Simplify prefill-decode argument help text and improve naming consistency

orionpapadakis · orionpapadakis · commit e0414a3b7ad3 · 2026-05-04T15:10:25.000+03:00
diff --git a/llama-tornado b/llama-tornado
@@ -499,17 +499,13 @@ def create_parser() -> argparse.ArgumentParser:
         help="Execute the command after showing it (use with --show-command)",
     )
 
-    # Prefill/Decode optimization
-    prefill_group = parser.add_argument_group("Prefill/Decode Optimization")
+    # Prefill-Decode optimizations
+    prefill_group = parser.add_argument_group("Prefill-Decode Optimizations")
     prefill_group.add_argument(
         "--with-prefill-decode",
         dest="with_prefill_decode",
         action="store_true",
-        help=(
-            "Enable prefill/decode separation. "
-            "Alone: sequential prefill (skip logits) + standard decode. "
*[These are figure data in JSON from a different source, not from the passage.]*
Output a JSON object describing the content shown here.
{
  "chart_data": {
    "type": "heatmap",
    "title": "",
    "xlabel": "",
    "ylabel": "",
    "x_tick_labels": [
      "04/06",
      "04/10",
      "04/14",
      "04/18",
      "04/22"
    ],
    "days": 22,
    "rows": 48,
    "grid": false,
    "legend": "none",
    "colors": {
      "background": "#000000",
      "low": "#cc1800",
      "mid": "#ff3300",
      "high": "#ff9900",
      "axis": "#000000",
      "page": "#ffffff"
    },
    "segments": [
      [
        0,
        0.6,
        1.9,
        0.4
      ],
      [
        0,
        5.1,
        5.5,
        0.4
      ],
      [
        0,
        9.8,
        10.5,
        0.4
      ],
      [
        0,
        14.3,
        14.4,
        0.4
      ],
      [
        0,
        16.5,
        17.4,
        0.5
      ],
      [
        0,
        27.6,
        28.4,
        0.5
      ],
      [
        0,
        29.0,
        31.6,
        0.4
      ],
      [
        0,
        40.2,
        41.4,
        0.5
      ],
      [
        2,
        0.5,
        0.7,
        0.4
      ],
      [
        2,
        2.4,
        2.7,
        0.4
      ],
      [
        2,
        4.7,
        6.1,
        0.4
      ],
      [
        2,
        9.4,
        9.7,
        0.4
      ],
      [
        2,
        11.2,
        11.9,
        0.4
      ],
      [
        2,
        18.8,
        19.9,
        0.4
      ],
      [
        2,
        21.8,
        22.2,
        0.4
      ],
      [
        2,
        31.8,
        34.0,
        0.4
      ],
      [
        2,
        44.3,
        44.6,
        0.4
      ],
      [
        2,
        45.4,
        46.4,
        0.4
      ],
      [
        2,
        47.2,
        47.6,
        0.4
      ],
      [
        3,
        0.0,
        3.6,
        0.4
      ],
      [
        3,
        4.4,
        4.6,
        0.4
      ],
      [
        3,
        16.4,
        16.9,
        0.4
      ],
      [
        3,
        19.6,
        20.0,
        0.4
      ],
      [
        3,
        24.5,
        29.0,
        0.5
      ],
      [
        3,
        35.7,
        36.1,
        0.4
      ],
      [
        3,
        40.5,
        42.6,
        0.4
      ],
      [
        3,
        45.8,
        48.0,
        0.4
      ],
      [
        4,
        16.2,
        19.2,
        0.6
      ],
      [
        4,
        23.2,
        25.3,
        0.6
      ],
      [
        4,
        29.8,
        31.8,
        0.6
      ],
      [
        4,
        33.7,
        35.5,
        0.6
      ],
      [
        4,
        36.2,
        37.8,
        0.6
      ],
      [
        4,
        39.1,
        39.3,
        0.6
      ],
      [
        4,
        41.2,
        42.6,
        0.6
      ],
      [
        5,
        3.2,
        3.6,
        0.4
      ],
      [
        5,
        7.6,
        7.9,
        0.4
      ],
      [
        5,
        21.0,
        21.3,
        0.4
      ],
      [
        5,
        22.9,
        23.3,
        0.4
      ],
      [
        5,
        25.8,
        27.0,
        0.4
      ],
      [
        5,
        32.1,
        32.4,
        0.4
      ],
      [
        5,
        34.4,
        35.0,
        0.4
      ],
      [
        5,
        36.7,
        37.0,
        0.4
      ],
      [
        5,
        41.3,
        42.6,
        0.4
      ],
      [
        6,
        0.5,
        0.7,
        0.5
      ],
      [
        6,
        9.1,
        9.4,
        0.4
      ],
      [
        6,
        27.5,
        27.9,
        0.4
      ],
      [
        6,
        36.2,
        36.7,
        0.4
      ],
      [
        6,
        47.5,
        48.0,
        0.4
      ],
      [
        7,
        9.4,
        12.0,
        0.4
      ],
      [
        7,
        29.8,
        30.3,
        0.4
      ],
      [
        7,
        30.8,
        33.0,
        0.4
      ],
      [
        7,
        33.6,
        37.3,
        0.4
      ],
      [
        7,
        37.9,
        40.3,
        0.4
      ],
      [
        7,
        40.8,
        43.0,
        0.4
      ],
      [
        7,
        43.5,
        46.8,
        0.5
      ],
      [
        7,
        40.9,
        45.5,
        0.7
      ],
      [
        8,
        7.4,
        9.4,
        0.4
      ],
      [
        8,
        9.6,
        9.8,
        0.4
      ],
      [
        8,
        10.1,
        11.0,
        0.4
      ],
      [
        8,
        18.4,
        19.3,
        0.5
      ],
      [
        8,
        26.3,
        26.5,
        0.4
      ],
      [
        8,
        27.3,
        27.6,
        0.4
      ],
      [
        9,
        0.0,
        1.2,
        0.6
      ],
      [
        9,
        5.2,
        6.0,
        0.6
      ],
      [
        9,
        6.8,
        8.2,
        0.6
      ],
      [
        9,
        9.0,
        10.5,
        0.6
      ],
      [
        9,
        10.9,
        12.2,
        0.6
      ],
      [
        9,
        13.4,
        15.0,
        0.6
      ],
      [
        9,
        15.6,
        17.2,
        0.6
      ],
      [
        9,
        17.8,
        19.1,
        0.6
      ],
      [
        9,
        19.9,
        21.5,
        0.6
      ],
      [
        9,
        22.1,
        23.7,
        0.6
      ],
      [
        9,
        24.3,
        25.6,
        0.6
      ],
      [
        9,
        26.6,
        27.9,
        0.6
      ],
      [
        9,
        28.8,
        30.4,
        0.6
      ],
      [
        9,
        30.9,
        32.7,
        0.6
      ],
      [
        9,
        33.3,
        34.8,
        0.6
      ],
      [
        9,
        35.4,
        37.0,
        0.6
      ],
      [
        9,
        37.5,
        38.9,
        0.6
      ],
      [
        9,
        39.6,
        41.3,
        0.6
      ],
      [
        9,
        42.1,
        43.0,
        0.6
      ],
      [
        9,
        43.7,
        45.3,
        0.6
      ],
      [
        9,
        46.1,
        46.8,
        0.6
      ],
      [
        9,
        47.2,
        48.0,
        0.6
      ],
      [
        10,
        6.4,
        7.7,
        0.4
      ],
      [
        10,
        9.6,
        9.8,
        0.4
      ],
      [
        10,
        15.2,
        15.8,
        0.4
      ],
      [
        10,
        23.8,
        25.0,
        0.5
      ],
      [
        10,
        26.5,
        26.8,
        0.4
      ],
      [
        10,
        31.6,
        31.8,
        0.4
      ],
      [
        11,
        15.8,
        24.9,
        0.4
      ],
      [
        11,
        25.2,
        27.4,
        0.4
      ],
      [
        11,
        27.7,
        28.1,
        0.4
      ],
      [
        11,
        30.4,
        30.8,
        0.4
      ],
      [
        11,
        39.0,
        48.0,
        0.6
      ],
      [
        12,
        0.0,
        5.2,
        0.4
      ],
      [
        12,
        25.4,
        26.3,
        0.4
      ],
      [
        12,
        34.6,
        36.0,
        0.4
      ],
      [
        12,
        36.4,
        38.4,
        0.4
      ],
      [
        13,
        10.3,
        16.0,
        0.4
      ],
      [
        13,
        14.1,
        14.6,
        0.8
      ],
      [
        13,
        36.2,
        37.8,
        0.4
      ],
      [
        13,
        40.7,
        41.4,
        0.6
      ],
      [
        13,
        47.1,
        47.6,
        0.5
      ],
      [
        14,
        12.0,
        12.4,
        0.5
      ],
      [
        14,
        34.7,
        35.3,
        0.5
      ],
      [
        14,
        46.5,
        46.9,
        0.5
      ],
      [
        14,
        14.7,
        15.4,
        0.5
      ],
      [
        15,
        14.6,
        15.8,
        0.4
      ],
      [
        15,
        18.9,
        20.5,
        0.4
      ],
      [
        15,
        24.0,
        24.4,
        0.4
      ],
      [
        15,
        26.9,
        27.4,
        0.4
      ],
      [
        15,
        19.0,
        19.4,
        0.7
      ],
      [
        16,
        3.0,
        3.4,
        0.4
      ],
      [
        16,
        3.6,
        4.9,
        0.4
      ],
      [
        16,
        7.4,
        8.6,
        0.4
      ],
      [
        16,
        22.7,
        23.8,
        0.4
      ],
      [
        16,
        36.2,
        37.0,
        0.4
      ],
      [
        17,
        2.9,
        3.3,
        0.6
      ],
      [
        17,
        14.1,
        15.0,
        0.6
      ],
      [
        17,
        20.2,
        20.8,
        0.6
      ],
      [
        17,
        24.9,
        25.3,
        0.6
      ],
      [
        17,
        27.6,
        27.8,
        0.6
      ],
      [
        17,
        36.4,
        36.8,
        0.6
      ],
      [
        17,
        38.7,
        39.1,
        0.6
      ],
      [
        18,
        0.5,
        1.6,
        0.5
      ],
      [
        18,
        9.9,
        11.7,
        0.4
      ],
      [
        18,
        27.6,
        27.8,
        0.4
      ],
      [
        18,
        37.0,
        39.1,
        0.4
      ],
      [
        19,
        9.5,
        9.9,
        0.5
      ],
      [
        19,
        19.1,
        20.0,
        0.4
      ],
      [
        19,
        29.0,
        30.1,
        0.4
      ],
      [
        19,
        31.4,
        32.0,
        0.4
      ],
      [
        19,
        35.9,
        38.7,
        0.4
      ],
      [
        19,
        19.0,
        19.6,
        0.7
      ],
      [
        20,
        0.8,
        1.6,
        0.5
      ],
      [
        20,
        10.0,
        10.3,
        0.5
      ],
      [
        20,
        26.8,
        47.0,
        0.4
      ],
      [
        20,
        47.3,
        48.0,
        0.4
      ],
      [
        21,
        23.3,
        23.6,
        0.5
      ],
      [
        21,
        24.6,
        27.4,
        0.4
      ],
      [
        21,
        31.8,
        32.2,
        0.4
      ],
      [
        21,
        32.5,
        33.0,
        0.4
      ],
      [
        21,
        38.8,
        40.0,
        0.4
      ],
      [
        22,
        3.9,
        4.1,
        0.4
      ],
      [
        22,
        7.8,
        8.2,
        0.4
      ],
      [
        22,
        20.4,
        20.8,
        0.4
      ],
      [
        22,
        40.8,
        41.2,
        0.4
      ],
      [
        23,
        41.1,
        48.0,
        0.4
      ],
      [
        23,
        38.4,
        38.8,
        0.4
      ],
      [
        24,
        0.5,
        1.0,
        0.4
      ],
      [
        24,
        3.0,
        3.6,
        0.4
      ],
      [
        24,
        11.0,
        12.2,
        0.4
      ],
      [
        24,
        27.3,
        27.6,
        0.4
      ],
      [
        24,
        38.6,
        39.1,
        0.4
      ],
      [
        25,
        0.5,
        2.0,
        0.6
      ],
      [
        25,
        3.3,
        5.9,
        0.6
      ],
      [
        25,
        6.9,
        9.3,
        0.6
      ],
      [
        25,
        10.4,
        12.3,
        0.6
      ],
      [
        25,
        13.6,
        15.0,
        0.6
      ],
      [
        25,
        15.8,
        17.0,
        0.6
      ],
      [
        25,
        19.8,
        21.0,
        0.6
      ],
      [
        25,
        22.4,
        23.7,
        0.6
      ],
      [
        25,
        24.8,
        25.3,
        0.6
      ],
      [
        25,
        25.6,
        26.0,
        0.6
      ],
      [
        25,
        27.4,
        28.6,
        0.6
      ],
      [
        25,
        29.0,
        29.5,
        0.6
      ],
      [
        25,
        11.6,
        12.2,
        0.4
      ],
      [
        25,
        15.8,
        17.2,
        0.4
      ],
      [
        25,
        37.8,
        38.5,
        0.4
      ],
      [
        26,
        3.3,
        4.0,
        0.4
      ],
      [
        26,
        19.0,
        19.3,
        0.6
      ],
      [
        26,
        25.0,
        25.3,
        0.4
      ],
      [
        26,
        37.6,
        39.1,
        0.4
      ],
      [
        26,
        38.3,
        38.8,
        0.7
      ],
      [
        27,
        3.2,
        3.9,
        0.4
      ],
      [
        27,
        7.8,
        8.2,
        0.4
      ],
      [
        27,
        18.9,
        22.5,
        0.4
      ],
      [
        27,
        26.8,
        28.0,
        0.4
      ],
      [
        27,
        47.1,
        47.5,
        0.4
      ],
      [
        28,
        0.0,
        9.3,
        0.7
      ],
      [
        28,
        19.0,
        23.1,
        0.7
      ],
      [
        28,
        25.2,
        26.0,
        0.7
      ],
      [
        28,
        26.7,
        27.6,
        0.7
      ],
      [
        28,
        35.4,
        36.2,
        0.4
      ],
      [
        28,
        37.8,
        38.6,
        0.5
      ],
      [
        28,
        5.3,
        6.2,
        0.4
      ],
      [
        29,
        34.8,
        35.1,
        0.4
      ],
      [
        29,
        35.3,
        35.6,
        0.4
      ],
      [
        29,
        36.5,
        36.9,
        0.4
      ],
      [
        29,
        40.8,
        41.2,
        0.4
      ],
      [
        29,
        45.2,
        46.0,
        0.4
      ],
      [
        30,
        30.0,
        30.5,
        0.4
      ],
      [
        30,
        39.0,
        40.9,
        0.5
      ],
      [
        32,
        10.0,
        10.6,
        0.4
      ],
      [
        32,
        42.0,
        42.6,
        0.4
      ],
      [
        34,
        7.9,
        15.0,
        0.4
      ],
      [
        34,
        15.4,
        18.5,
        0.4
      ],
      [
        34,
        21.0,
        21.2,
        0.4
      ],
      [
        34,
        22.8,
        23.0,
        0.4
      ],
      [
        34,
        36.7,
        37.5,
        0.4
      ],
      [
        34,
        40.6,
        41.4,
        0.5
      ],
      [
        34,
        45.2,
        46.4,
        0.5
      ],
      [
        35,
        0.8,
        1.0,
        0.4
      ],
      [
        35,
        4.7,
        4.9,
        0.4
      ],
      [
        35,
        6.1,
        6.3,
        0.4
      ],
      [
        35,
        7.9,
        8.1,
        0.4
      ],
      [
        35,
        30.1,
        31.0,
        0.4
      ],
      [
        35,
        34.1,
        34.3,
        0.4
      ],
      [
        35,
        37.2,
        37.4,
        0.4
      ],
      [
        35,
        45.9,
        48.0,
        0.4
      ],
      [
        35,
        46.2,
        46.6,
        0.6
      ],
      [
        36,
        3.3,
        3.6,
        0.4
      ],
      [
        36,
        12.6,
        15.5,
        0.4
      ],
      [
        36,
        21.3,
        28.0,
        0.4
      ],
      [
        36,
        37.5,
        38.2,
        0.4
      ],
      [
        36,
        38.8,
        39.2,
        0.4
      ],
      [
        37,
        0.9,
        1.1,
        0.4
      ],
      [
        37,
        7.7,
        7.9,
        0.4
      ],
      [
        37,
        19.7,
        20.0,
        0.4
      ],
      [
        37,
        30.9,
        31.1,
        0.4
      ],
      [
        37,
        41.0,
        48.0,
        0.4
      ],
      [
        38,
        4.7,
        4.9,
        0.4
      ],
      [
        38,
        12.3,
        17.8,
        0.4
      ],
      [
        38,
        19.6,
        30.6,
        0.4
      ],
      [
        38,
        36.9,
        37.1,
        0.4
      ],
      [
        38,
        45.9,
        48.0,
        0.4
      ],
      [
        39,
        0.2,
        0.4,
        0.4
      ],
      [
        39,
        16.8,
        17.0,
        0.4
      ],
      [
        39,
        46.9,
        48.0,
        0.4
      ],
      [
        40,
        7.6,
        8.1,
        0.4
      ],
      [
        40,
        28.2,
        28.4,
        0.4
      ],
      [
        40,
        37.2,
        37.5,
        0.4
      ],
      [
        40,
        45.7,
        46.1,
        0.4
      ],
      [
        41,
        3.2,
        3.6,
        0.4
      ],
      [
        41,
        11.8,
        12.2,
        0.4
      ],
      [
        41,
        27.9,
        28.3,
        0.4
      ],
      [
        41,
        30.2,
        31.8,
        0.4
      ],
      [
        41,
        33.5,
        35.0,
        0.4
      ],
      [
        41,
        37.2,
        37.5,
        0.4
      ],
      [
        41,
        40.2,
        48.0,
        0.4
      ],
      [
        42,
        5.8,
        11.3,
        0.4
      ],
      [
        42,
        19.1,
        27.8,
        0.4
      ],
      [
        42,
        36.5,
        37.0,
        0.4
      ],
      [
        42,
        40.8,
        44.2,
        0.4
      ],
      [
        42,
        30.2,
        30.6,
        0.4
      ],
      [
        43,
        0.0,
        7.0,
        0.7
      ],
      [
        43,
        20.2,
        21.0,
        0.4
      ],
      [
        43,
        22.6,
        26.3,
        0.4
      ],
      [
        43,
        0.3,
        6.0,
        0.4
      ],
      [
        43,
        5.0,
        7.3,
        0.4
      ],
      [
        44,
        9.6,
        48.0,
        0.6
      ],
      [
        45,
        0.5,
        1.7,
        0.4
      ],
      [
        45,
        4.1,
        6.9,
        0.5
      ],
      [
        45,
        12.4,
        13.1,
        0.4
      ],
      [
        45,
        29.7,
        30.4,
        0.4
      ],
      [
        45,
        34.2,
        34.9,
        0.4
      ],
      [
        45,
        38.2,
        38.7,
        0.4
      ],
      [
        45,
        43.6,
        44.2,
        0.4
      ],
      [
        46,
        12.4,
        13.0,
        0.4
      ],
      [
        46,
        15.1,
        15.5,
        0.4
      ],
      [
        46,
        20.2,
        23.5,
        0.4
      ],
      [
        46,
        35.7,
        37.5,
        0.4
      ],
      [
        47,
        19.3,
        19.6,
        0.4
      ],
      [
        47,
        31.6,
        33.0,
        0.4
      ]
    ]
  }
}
-            "With --batch-prefill-size N (N>1): batched GPU prefill via TornadoVMMasterPlanWithBatchPrefillDecode."
-        ),
+        help="Enable single-token prefill decode",
     )
     prefill_group.add_argument(
         "--batch-prefill-size",
@@ -518,9 +514,7 @@ def create_parser() -> argparse.ArgumentParser:
         default=None,
         metavar="N",
         help=(
-            "Prefill chunk size (requires --with-prefill-decode). "
-            "N=1: sequential prefill (same as --with-prefill-decode alone). "
-            "N>1: batched prefill processing N tokens per chunk (llama.prefillBatchSize=N)."
+            "Enable batching in prefill when --with-prefill-decode is active and N>1. "
         ),
     )